A 757 replacement? Not going to happen. Why? Both Boeing and Airbus have a comfortably thick order book for aircraft that can do 98 percent of the routes, spare parts galore, and trained pilots, mechanics, simulators and inventories. Developing an entirely new aircraft is incredibly expensive. Assuming they are talking about essentially a narrowbody 787 with GTF engines, the program would never break even, because the 737 and A320 have been improved well beyond what they were originally conceived to be.
Which is of course, sad. Because the 757 does what it does very, very well. And it does that because it incorporated lessons learned, and was engineered to a very high standard by people who saw what happened to B17's, and B52's when things went badly. Extra metal, extra power, extra wheels, extra brakes, extra system redundancy all add up to an aircraft which has no equal.

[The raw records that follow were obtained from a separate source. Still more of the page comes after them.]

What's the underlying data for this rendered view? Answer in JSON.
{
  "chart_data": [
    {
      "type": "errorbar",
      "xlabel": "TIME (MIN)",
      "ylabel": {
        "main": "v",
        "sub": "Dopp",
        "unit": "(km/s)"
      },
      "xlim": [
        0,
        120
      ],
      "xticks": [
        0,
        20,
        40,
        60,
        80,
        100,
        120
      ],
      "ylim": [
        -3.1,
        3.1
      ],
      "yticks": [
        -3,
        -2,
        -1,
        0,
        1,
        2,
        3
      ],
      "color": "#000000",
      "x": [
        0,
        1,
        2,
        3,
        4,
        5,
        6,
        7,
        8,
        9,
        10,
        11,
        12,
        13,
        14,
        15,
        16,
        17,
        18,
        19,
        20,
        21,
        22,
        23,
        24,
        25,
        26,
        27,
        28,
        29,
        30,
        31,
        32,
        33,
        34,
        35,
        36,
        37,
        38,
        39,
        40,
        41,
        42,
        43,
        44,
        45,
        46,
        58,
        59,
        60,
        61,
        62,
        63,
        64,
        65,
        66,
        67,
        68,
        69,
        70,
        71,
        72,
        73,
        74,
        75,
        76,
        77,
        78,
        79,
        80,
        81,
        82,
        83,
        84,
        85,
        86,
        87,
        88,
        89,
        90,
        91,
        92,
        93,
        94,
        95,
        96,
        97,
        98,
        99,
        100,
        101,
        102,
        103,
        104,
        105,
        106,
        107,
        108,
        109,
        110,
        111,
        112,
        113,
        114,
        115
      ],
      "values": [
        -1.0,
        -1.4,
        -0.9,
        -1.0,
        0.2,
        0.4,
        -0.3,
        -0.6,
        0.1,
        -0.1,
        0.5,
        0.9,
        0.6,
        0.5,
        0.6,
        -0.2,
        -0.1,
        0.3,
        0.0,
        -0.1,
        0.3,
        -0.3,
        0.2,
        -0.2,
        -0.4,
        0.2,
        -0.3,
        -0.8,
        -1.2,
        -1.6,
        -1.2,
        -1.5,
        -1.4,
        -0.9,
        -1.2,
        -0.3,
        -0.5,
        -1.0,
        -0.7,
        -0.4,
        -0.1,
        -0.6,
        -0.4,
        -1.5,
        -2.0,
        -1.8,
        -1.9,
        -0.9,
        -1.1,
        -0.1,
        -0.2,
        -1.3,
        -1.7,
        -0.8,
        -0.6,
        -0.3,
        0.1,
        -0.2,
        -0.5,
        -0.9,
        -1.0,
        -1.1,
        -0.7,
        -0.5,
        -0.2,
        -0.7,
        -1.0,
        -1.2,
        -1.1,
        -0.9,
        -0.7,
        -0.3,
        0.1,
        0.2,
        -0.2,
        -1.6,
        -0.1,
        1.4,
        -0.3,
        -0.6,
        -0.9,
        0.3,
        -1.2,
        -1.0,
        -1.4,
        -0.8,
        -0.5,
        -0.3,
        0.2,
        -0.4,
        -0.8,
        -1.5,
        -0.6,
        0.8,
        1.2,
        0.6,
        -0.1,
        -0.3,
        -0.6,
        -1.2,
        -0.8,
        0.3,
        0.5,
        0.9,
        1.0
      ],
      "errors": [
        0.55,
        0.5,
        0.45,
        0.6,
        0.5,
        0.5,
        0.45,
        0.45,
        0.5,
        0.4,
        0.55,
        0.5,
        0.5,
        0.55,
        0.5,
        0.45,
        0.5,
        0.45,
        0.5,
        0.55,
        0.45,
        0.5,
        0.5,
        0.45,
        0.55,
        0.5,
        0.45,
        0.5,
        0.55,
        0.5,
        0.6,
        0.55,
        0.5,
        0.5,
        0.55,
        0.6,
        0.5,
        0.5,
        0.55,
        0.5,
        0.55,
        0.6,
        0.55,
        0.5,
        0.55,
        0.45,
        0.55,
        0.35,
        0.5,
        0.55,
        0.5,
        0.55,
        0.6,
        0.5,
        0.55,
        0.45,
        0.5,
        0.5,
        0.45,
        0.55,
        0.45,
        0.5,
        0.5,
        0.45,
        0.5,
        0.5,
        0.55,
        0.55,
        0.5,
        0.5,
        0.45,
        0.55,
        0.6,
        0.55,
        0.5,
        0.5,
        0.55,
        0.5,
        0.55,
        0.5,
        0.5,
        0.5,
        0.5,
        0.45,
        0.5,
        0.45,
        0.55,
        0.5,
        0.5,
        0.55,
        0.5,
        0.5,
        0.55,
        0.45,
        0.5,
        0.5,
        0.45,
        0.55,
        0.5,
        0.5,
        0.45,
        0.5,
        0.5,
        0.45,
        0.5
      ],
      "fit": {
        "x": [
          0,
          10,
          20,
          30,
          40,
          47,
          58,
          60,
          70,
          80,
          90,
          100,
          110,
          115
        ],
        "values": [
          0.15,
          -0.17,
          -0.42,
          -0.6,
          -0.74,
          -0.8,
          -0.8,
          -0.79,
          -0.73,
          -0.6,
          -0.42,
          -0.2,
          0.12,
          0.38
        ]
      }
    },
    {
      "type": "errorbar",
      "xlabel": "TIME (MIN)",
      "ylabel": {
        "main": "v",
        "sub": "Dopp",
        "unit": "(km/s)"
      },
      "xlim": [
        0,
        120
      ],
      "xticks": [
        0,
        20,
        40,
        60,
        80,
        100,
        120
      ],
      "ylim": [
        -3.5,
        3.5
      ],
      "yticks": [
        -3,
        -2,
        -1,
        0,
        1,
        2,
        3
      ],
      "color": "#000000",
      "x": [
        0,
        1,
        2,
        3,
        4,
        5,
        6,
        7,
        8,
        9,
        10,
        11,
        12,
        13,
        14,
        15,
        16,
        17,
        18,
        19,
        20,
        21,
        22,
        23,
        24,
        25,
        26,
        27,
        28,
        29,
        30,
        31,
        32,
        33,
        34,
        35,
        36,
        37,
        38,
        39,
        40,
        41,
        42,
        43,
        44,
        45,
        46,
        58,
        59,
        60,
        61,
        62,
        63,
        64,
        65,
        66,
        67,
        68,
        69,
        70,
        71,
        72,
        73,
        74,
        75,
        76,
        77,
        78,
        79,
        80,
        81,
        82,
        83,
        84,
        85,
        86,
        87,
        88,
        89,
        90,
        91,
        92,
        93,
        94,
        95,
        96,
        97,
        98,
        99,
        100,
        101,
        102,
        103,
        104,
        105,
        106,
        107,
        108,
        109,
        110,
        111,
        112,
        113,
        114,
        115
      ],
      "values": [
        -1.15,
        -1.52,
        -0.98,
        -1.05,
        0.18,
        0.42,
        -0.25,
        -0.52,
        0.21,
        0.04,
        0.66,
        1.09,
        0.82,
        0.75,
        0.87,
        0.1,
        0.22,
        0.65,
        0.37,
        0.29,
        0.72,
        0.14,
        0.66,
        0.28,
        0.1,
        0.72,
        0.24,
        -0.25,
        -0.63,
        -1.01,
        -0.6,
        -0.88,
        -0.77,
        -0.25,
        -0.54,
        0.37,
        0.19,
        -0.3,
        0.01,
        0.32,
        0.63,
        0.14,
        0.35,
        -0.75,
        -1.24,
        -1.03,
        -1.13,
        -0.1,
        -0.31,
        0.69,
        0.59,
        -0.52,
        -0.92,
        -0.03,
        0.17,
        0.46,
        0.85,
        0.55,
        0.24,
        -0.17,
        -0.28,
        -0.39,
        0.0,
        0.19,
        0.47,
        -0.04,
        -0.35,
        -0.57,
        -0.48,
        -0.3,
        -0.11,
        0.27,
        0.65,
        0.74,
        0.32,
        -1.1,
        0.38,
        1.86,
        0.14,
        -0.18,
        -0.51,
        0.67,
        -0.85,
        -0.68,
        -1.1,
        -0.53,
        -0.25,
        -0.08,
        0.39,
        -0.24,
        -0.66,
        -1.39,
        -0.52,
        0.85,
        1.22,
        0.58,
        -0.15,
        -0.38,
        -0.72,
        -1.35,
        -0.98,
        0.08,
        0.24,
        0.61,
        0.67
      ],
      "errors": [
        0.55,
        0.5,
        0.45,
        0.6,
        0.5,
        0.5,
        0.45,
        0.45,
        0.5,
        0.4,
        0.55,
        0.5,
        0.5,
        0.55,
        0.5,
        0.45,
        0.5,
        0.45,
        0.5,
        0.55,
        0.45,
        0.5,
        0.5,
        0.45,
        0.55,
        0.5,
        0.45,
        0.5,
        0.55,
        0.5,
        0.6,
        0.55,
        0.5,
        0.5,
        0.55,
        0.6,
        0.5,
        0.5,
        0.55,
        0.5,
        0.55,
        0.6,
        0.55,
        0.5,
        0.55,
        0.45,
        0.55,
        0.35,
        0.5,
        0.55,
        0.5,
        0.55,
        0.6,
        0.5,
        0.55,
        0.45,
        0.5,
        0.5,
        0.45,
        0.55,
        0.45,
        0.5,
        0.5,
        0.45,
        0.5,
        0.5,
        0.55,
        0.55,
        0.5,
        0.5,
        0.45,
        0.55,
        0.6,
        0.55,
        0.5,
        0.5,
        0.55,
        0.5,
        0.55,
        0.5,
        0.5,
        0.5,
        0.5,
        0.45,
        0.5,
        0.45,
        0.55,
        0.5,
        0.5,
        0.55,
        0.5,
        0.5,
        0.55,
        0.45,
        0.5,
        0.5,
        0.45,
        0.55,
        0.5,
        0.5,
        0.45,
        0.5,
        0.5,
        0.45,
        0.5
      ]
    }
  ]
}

But the calculus used by airlines today are purely cold numbers. Being able to stop on a slippery runway, climb over weather, board pax in separate classes, takeoff and land on high, hot and short runways, and provide a comfortable and safe environment for the crew is not part of that calculus. You know who still cares about that stuff? People who fly corporate or private. Look at the G650 or the Citation X. Mach .93 at 45,000 feet, synthetic vision, XM weather, lightning detection, heads up display, satcom, datalink. Nothing but state of the art. The best we can hope for is a third manufacturer who decides to create the next generation of commercial airliner. They'd have to be crazy though. Or maybe heavily state supported.